The fitting took 64.8523884 seconds. This is a 5.3-fold speedup!

The HMC diagnostics look good.

rstan::check_hmc_diagnostics(fit_mapped)
Divergences:

0 of 1500 iterations ended with a divergence.


Tree depth:

0 of 1500 iterations saturated the maximum tree depth of 10.


Energy:

E-BFMI indicated no pathological behavior.

The rhat and ESS values are still good.

Max/min of ESS and Rhat diagnostics of the mapped model
variable rhat_min ess_bulk_min ess_tail_min rhat_max ess_bulk_max ess_tail_max
beta 0.999 439.148 587.322 1.005 634.109 979.157
c 1.001 286.037 422.349 1.003 293.793 481.067

The posteriors of the cutpoints are much the same as before.

Posterior distribution of cutpoints using the mapped model
Posterior distribution of cutpoints using the mapped model

The level-effects are as well-calibrated as before, with around 93.9% of the 90% intervals for β containing the true values.

We can measure the similarity of the estimates in two ways:

  1. the absolute difference in the point estimates; and
  2. the ratio between the length of the overlap of the two 90% intervals and the length of the shortest of the two 90% intervals.

In each case the estimates look roughly the same, especially with respect to the ratio metric. The differences are a bit larger than I would have expected, but I’m not so sure on what scale a ‘good’ difference would be.

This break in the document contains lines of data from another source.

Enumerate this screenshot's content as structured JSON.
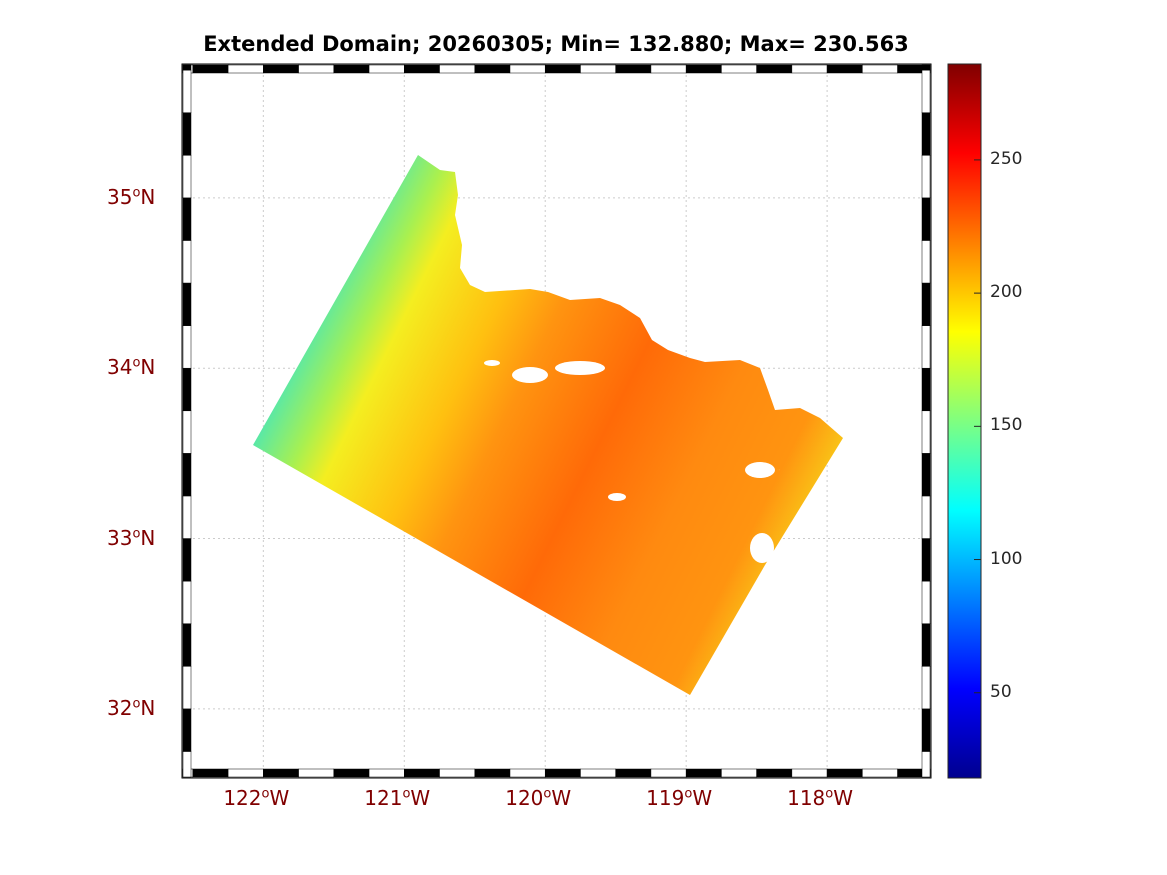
{
  "chart_data": {
    "type": "heatmap",
    "title": "Extended Domain; 20260305; Min= 132.880; Max= 230.563",
    "xlim": [
      -122.57,
      -117.27
    ],
    "ylim": [
      31.6,
      35.78
    ],
    "x_ticks": [
      {
        "value": -122,
        "label": "122",
        "suffix": "W"
      },
      {
        "value": -121,
        "label": "121",
        "suffix": "W"
      },
      {
        "value": -120,
        "label": "120",
        "suffix": "W"
      },
      {
        "value": -119,
        "label": "119",
        "suffix": "W"
      },
      {
        "value": -118,
        "label": "118",
        "suffix": "W"
      }
    ],
    "y_ticks": [
      {
        "value": 35,
        "label": "35",
        "suffix": "N"
      },
      {
        "value": 34,
        "label": "34",
        "suffix": "N"
      },
      {
        "value": 33,
        "label": "33",
        "suffix": "N"
      },
      {
        "value": 32,
        "label": "32",
        "suffix": "N"
      }
    ],
    "degree_symbol": "o",
    "colorbar": {
      "colormap": "jet",
      "range": [
        18,
        286
      ],
      "ticks": [
        "50",
        "100",
        "150",
        "200",
        "250"
      ],
      "tick_values": [
        50,
        100,
        150,
        200,
        250
      ]
    },
    "min": 132.88,
    "max": 230.563,
    "grid": true
  }
}
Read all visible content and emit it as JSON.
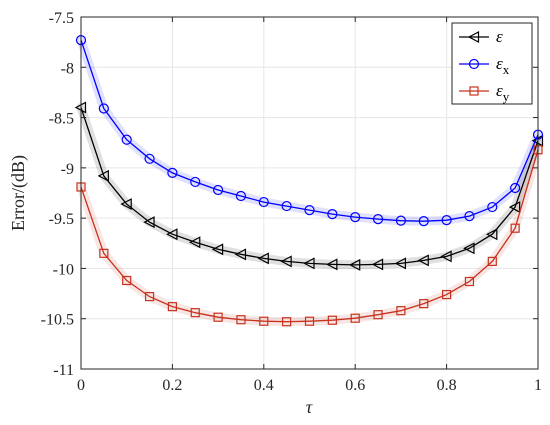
{
  "chart_data": {
    "type": "line",
    "xlabel": "τ",
    "ylabel": "Error/(dB)",
    "xlim": [
      0,
      1
    ],
    "ylim": [
      -11,
      -7.5
    ],
    "xticks": [
      0,
      0.2,
      0.4,
      0.6,
      0.8,
      1
    ],
    "xtick_labels": [
      "0",
      "0.2",
      "0.4",
      "0.6",
      "0.8",
      "1"
    ],
    "yticks": [
      -11,
      -10.5,
      -10,
      -9.5,
      -9,
      -8.5,
      -8,
      -7.5
    ],
    "ytick_labels": [
      "-11",
      "-10.5",
      "-10",
      "-9.5",
      "-9",
      "-8.5",
      "-8",
      "-7.5"
    ],
    "grid": true,
    "legend_position": "top-right",
    "x": [
      0,
      0.05,
      0.1,
      0.15,
      0.2,
      0.25,
      0.3,
      0.35,
      0.4,
      0.45,
      0.5,
      0.55,
      0.6,
      0.65,
      0.7,
      0.75,
      0.8,
      0.85,
      0.9,
      0.95,
      1
    ],
    "series": [
      {
        "name": "ε",
        "name_sub": "",
        "color": "#000000",
        "marker": "triangle-left",
        "values": [
          -8.4,
          -9.08,
          -9.36,
          -9.54,
          -9.66,
          -9.74,
          -9.81,
          -9.86,
          -9.9,
          -9.93,
          -9.95,
          -9.96,
          -9.965,
          -9.96,
          -9.95,
          -9.92,
          -9.88,
          -9.8,
          -9.66,
          -9.39,
          -8.73
        ]
      },
      {
        "name": "ε",
        "name_sub": "x",
        "color": "#0000ff",
        "marker": "circle",
        "values": [
          -7.73,
          -8.41,
          -8.72,
          -8.91,
          -9.05,
          -9.14,
          -9.22,
          -9.28,
          -9.34,
          -9.38,
          -9.42,
          -9.46,
          -9.49,
          -9.51,
          -9.525,
          -9.53,
          -9.52,
          -9.48,
          -9.39,
          -9.2,
          -8.67
        ]
      },
      {
        "name": "ε",
        "name_sub": "y",
        "color": "#c8321e",
        "marker": "square",
        "values": [
          -9.19,
          -9.85,
          -10.12,
          -10.28,
          -10.38,
          -10.44,
          -10.485,
          -10.51,
          -10.525,
          -10.53,
          -10.525,
          -10.515,
          -10.495,
          -10.46,
          -10.42,
          -10.35,
          -10.26,
          -10.13,
          -9.93,
          -9.6,
          -8.82
        ]
      }
    ]
  }
}
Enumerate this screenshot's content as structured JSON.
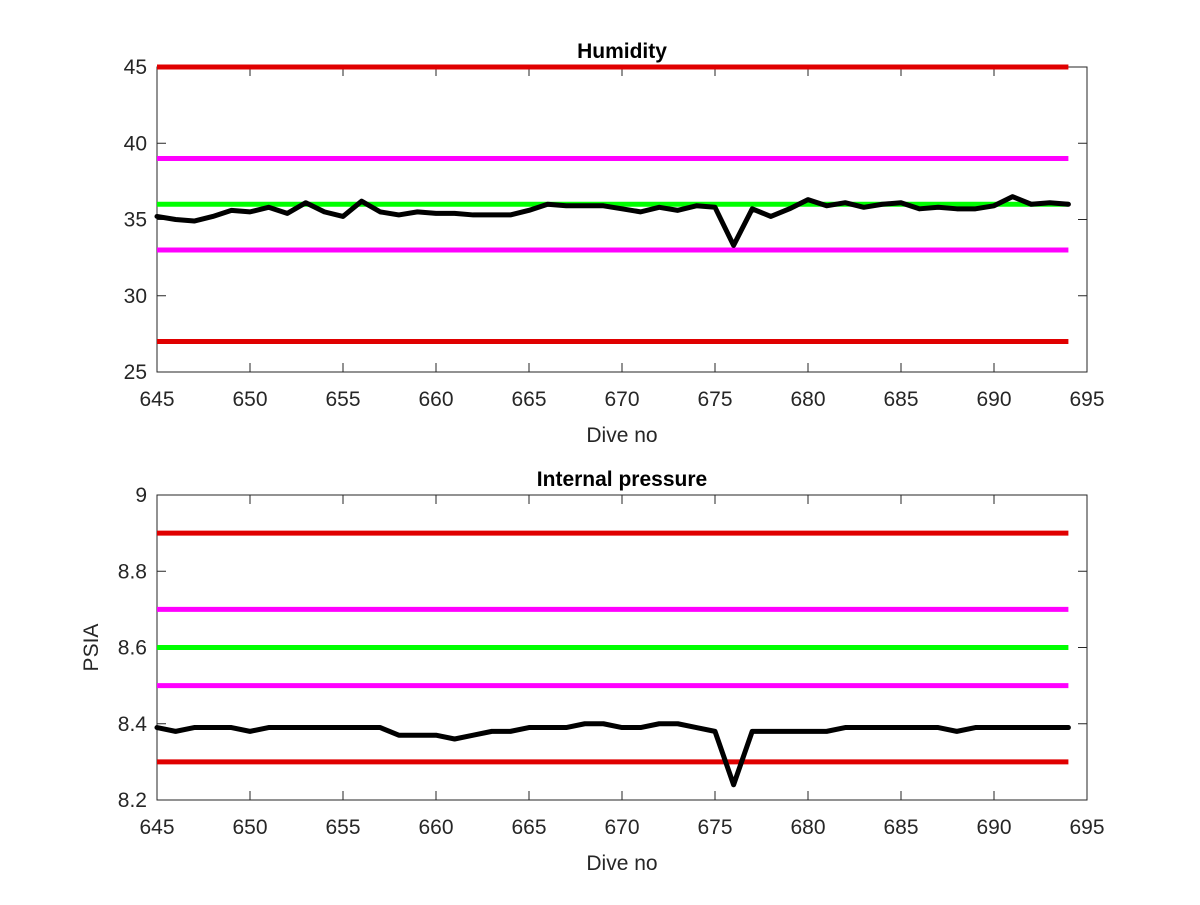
{
  "chart_data": [
    {
      "type": "line",
      "title": "Humidity",
      "xlabel": "Dive no",
      "ylabel": "",
      "xlim": [
        645,
        695
      ],
      "ylim": [
        25,
        45
      ],
      "xticks": [
        "645",
        "650",
        "655",
        "660",
        "665",
        "670",
        "675",
        "680",
        "685",
        "690",
        "695"
      ],
      "yticks": [
        "25",
        "30",
        "35",
        "40",
        "45"
      ],
      "grid": false,
      "reference_lines": [
        {
          "y": 45,
          "color": "#e00000",
          "x_range": [
            645,
            694
          ]
        },
        {
          "y": 39,
          "color": "#ff00ff",
          "x_range": [
            645,
            694
          ]
        },
        {
          "y": 36,
          "color": "#00ff00",
          "x_range": [
            645,
            694
          ]
        },
        {
          "y": 33,
          "color": "#ff00ff",
          "x_range": [
            645,
            694
          ]
        },
        {
          "y": 27,
          "color": "#e00000",
          "x_range": [
            645,
            694
          ]
        }
      ],
      "series": [
        {
          "color": "#000000",
          "x": [
            645,
            646,
            647,
            648,
            649,
            650,
            651,
            652,
            653,
            654,
            655,
            656,
            657,
            658,
            659,
            660,
            661,
            662,
            663,
            664,
            665,
            666,
            667,
            668,
            669,
            670,
            671,
            672,
            673,
            674,
            675,
            676,
            677,
            678,
            679,
            680,
            681,
            682,
            683,
            684,
            685,
            686,
            687,
            688,
            689,
            690,
            691,
            692,
            693,
            694
          ],
          "y": [
            35.2,
            35.0,
            34.9,
            35.2,
            35.6,
            35.5,
            35.8,
            35.4,
            36.1,
            35.5,
            35.2,
            36.2,
            35.5,
            35.3,
            35.5,
            35.4,
            35.4,
            35.3,
            35.3,
            35.3,
            35.6,
            36.0,
            35.9,
            35.9,
            35.9,
            35.7,
            35.5,
            35.8,
            35.6,
            35.9,
            35.8,
            33.3,
            35.7,
            35.2,
            35.7,
            36.3,
            35.9,
            36.1,
            35.8,
            36.0,
            36.1,
            35.7,
            35.8,
            35.7,
            35.7,
            35.9,
            36.5,
            36.0,
            36.1,
            36.0
          ]
        }
      ]
    },
    {
      "type": "line",
      "title": "Internal pressure",
      "xlabel": "Dive no",
      "ylabel": "PSIA",
      "xlim": [
        645,
        695
      ],
      "ylim": [
        8.2,
        9
      ],
      "xticks": [
        "645",
        "650",
        "655",
        "660",
        "665",
        "670",
        "675",
        "680",
        "685",
        "690",
        "695"
      ],
      "yticks": [
        "8.2",
        "8.4",
        "8.6",
        "8.8",
        "9"
      ],
      "grid": false,
      "reference_lines": [
        {
          "y": 8.9,
          "color": "#e00000",
          "x_range": [
            645,
            694
          ]
        },
        {
          "y": 8.7,
          "color": "#ff00ff",
          "x_range": [
            645,
            694
          ]
        },
        {
          "y": 8.6,
          "color": "#00ff00",
          "x_range": [
            645,
            694
          ]
        },
        {
          "y": 8.5,
          "color": "#ff00ff",
          "x_range": [
            645,
            694
          ]
        },
        {
          "y": 8.3,
          "color": "#e00000",
          "x_range": [
            645,
            694
          ]
        }
      ],
      "series": [
        {
          "color": "#000000",
          "x": [
            645,
            646,
            647,
            648,
            649,
            650,
            651,
            652,
            653,
            654,
            655,
            656,
            657,
            658,
            659,
            660,
            661,
            662,
            663,
            664,
            665,
            666,
            667,
            668,
            669,
            670,
            671,
            672,
            673,
            674,
            675,
            676,
            677,
            678,
            679,
            680,
            681,
            682,
            683,
            684,
            685,
            686,
            687,
            688,
            689,
            690,
            691,
            692,
            693,
            694
          ],
          "y": [
            8.39,
            8.38,
            8.39,
            8.39,
            8.39,
            8.38,
            8.39,
            8.39,
            8.39,
            8.39,
            8.39,
            8.39,
            8.39,
            8.37,
            8.37,
            8.37,
            8.36,
            8.37,
            8.38,
            8.38,
            8.39,
            8.39,
            8.39,
            8.4,
            8.4,
            8.39,
            8.39,
            8.4,
            8.4,
            8.39,
            8.38,
            8.24,
            8.38,
            8.38,
            8.38,
            8.38,
            8.38,
            8.39,
            8.39,
            8.39,
            8.39,
            8.39,
            8.39,
            8.38,
            8.39,
            8.39,
            8.39,
            8.39,
            8.39,
            8.39
          ]
        }
      ]
    }
  ]
}
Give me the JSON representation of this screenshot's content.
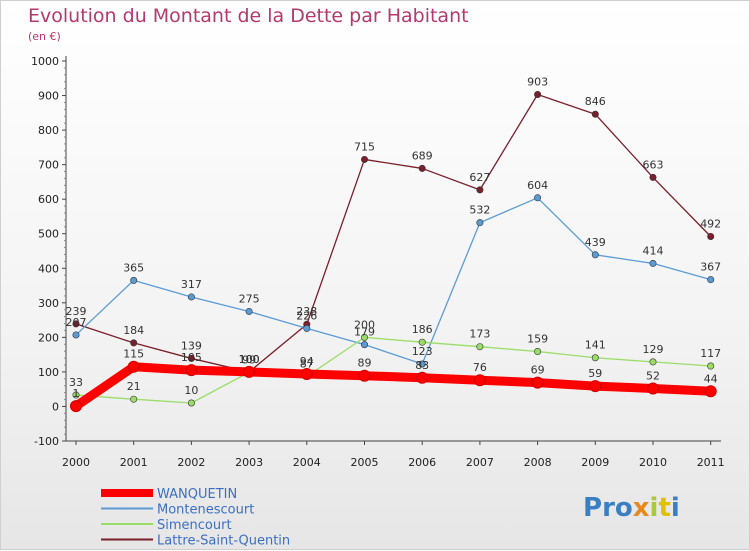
{
  "title": "Evolution du Montant de la Dette par Habitant",
  "subtitle": "(en €)",
  "logo_text": "Proxiti",
  "chart_data": {
    "type": "line",
    "title": "Evolution du Montant de la Dette par Habitant",
    "subtitle": "(en €)",
    "xlabel": "",
    "ylabel": "",
    "categories": [
      "2000",
      "2001",
      "2002",
      "2003",
      "2004",
      "2005",
      "2006",
      "2007",
      "2008",
      "2009",
      "2010",
      "2011"
    ],
    "ylim": [
      -100,
      1000
    ],
    "yticks": [
      "-100",
      "0",
      "100",
      "200",
      "300",
      "400",
      "500",
      "600",
      "700",
      "800",
      "900",
      "1000"
    ],
    "grid": false,
    "legend_position": "bottom-left",
    "series": [
      {
        "name": "WANQUETIN",
        "color": "#ff0000",
        "values": [
          1,
          115,
          105,
          100,
          94,
          89,
          83,
          76,
          69,
          59,
          52,
          44
        ],
        "labels": [
          "1",
          "115",
          "105",
          "100",
          "94",
          "89",
          "83",
          "76",
          "69",
          "59",
          "52",
          "44"
        ]
      },
      {
        "name": "Montenescourt",
        "color": "#5b9bd5",
        "values": [
          207,
          365,
          317,
          275,
          226,
          179,
          123,
          532,
          604,
          439,
          414,
          367
        ],
        "labels": [
          "207",
          "365",
          "317",
          "275",
          "226",
          "179",
          "123",
          "532",
          "604",
          "439",
          "414",
          "367"
        ]
      },
      {
        "name": "Simencourt",
        "color": "#99dd66",
        "values": [
          33,
          21,
          10,
          99,
          87,
          200,
          186,
          173,
          159,
          141,
          129,
          117
        ],
        "labels": [
          "33",
          "21",
          "10",
          "99",
          "87",
          "200",
          "186",
          "173",
          "159",
          "141",
          "129",
          "117"
        ]
      },
      {
        "name": "Lattre-Saint-Quentin",
        "color": "#7a1f2b",
        "values": [
          239,
          184,
          139,
          100,
          238,
          715,
          689,
          627,
          903,
          846,
          663,
          492
        ],
        "labels": [
          "239",
          "184",
          "139",
          "100",
          "238",
          "715",
          "689",
          "627",
          "903",
          "846",
          "663",
          "492"
        ]
      }
    ]
  }
}
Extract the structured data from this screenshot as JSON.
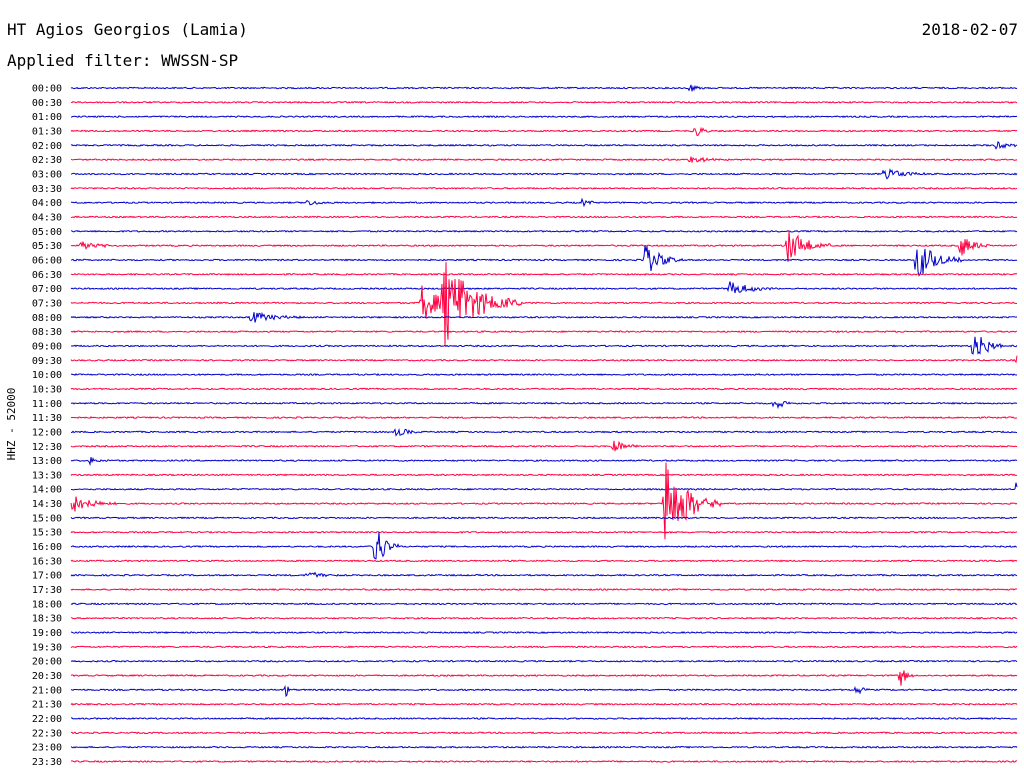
{
  "header": {
    "station": "HT Agios Georgios (Lamia)",
    "date": "2018-02-07",
    "filter": "Applied filter: WWSSN-SP"
  },
  "colors": {
    "blue": "#0000cc",
    "red": "#ff0040"
  },
  "chart_data": {
    "type": "line",
    "ylabel": "HHZ - 52000",
    "row_labels": [
      "00:00",
      "00:30",
      "01:00",
      "01:30",
      "02:00",
      "02:30",
      "03:00",
      "03:30",
      "04:00",
      "04:30",
      "05:00",
      "05:30",
      "06:00",
      "06:30",
      "07:00",
      "07:30",
      "08:00",
      "08:30",
      "09:00",
      "09:30",
      "10:00",
      "10:30",
      "11:00",
      "11:30",
      "12:00",
      "12:30",
      "13:00",
      "13:30",
      "14:00",
      "14:30",
      "15:00",
      "15:30",
      "16:00",
      "16:30",
      "17:00",
      "17:30",
      "18:00",
      "18:30",
      "19:00",
      "19:30",
      "20:00",
      "20:30",
      "21:00",
      "21:30",
      "22:00",
      "22:30",
      "23:00",
      "23:30"
    ],
    "minutes_per_row": 30,
    "events": [
      {
        "row": 0,
        "minute": 19.6,
        "amp": 0.4,
        "dur": 0.6
      },
      {
        "row": 3,
        "minute": 19.8,
        "amp": 0.5,
        "dur": 0.6
      },
      {
        "row": 4,
        "minute": 29.3,
        "amp": 0.3,
        "dur": 1.0
      },
      {
        "row": 5,
        "minute": 19.6,
        "amp": 0.3,
        "dur": 1.2
      },
      {
        "row": 6,
        "minute": 25.8,
        "amp": 0.5,
        "dur": 1.5
      },
      {
        "row": 8,
        "minute": 7.5,
        "amp": 0.3,
        "dur": 0.8
      },
      {
        "row": 8,
        "minute": 16.2,
        "amp": 0.3,
        "dur": 0.6
      },
      {
        "row": 11,
        "minute": 0.3,
        "amp": 0.4,
        "dur": 1.2
      },
      {
        "row": 11,
        "minute": 22.7,
        "amp": 1.4,
        "dur": 1.5
      },
      {
        "row": 11,
        "minute": 28.2,
        "amp": 1.0,
        "dur": 1.0
      },
      {
        "row": 12,
        "minute": 18.2,
        "amp": 1.2,
        "dur": 1.2
      },
      {
        "row": 12,
        "minute": 26.8,
        "amp": 1.5,
        "dur": 1.5
      },
      {
        "row": 14,
        "minute": 20.8,
        "amp": 0.6,
        "dur": 1.8
      },
      {
        "row": 15,
        "minute": 11.1,
        "amp": 1.5,
        "dur": 1.5
      },
      {
        "row": 15,
        "minute": 11.8,
        "amp": 3.2,
        "dur": 2.5
      },
      {
        "row": 16,
        "minute": 5.7,
        "amp": 0.5,
        "dur": 1.8
      },
      {
        "row": 18,
        "minute": 28.6,
        "amp": 1.5,
        "dur": 1.0
      },
      {
        "row": 19,
        "minute": 30.0,
        "amp": 0.4,
        "dur": 0.5
      },
      {
        "row": 22,
        "minute": 22.3,
        "amp": 0.6,
        "dur": 0.6
      },
      {
        "row": 24,
        "minute": 10.3,
        "amp": 0.5,
        "dur": 0.8
      },
      {
        "row": 25,
        "minute": 17.2,
        "amp": 0.5,
        "dur": 1.0
      },
      {
        "row": 26,
        "minute": 0.6,
        "amp": 0.3,
        "dur": 0.8
      },
      {
        "row": 28,
        "minute": 30.0,
        "amp": 1.2,
        "dur": 0.8
      },
      {
        "row": 29,
        "minute": 0.0,
        "amp": 0.8,
        "dur": 1.5
      },
      {
        "row": 29,
        "minute": 18.8,
        "amp": 3.5,
        "dur": 1.8
      },
      {
        "row": 32,
        "minute": 9.6,
        "amp": 2.2,
        "dur": 0.8
      },
      {
        "row": 34,
        "minute": 7.5,
        "amp": 0.4,
        "dur": 1.0
      },
      {
        "row": 41,
        "minute": 26.3,
        "amp": 0.8,
        "dur": 0.5
      },
      {
        "row": 42,
        "minute": 6.8,
        "amp": 0.6,
        "dur": 0.3
      },
      {
        "row": 42,
        "minute": 24.9,
        "amp": 0.5,
        "dur": 0.5
      }
    ]
  }
}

Summary statistics for ratio in mapped estimates
metric value
change_max 0.0153
change_mean 0.0102
change_median 0.0107
change_min 0.0032
ratio_max 1.0000
ratio_mean 0.9897
ratio_median 0.9960
ratio_min 0.9619

Next steps

I’m fairly happy with the speedup seen here. Actually, I’m mostly happy I got it working at all. It’s entirely possible that creating 50 shards with only 4 threads to run them on isn’t the most efficient way to use threading, but I’ll keep doing it like this until there’s a more convenient way to do it. Higher up in my priorities right now are:

  • adding more covariates, especially factors; and
  • putting a hierarchical prior on the factor; e.g. for use in MRP.

The bulk ESS values are a bit on the low side, so there could be a better way to parameterise the model.